This Amendment No. 1 to Form 10-K (this "Amendment") amends the Annual Report on Form 10-K for the fiscal year ended December 31, 2025 (the "Original 10-K") filed by DoorDash, Inc., a Delaware corporation ("DoorDash," "we" or "our"), on February 18, 2026 (the "Original Filing Date"). We are filing this Amendment to correct a clerical error in the report of KPMG LLP ("KPMG"), our independent registered public accounting firm. This Amendment speaks only as of the Original Filing Date, does not reflect events that may have occurred subsequent to the Original Filing Date, and does not modify or update in any way the disclosures made in the Original 10-K, including, without limitation, the financial statements and accompanying notes.

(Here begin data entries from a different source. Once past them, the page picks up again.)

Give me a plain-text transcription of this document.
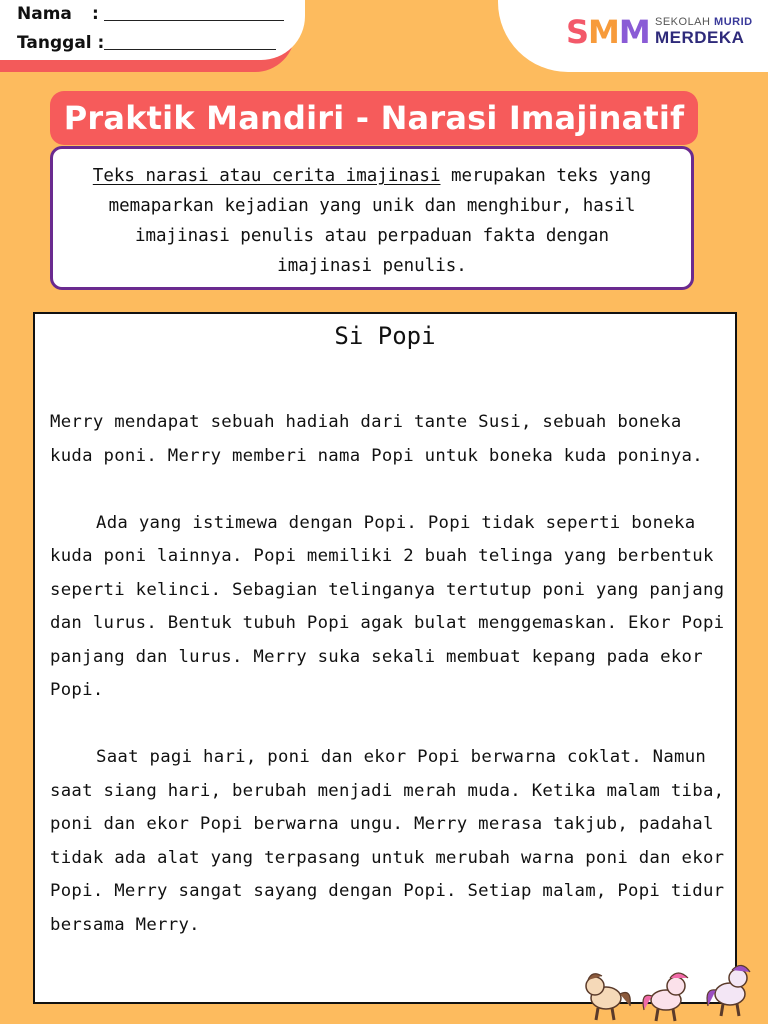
Nama :
Tanggal :	SMM SEKOLAH MURID
MERDEKA
Praktik Mandiri - Narasi Imajinatif
Teks narasi atau cerita imajinasi merupakan teks yang memaparkan kejadian yang unik dan menghibur, hasil imajinasi penulis atau perpaduan fakta dengan imajinasi penulis.
Si Popi

Merry mendapat sebuah hadiah dari tante Susi, sebuah boneka kuda poni. Merry memberi nama Popi untuk boneka kuda poninya.

Ada yang istimewa dengan Popi. Popi tidak seperti boneka kuda poni lainnya. Popi memiliki 2 buah telinga yang berbentuk seperti kelinci. Sebagian telinganya tertutup poni yang panjang dan lurus. Bentuk tubuh Popi agak bulat menggemaskan. Ekor Popi panjang dan lurus. Merry suka sekali membuat kepang pada ekor Popi.

Saat pagi hari, poni dan ekor Popi berwarna coklat. Namun saat siang hari, berubah menjadi merah muda. Ketika malam tiba, poni dan ekor Popi berwarna ungu. Merry merasa takjub, padahal tidak ada alat yang terpasang untuk merubah warna poni dan ekor Popi. Merry sangat sayang dengan Popi. Setiap malam, Popi tidur bersama Merry.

This clerical error was the omission of an explanatory paragraph from KPMG's report indicating that its audit of internal control over financial reporting did not include an evaluation of the internal control over financial reporting of SevenRooms Inc. ("SevenRooms"), which we acquired on June 13, 2025, and Deliveroo plc ("Deliveroo"), which we acquired on October 2, 2025. Management's report on internal control over financial reporting included in the Original 10-K noted that, pursuant to the Securities and Exchange Commission's (the "SEC") general guidance that an assessment of a recently acquired business may be omitted from the scope of an assessment in the year of acquisition, the scope of our assessment of the effectiveness of internal control over financial reporting did not include SevenRooms and Deliveroo. In accordance with Rule 12b-15 of the Securities Exchange Act of 1934, as amended (the "Exchange Act"), this Amendment sets forth the complete text of Item 8 of Part II of the Original 10-K, which has been amended solely to provide the appropriate KPMG report that includes the explanatory paragraph regarding the exclusion of SevenRooms and Deliveroo from its assessment.

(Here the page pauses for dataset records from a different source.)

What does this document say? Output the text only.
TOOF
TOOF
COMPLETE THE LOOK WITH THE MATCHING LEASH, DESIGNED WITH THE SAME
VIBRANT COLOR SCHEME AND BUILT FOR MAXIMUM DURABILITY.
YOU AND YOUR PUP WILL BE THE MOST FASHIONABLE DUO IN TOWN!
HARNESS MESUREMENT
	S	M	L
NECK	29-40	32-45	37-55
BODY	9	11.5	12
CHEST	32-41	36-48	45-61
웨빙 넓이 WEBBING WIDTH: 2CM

Except as described above, no changes have been made to the Original 10-K. This Amendment should be read in conjunction with the Original 10-K and our other filings made with the SEC subsequent to the Original Filing Date.
Pursuant to Rule 12b-15 of the Exchange Act, the certifications required pursuant to Rule 13a-14(a) and Rule 13a-14(b) of the Exchange Act, which were included as exhibits to the Original 10-K, have been re-executed as of the date of this Amendment and are included as Exhibits 31.3, 31.4 and 32.2 hereto.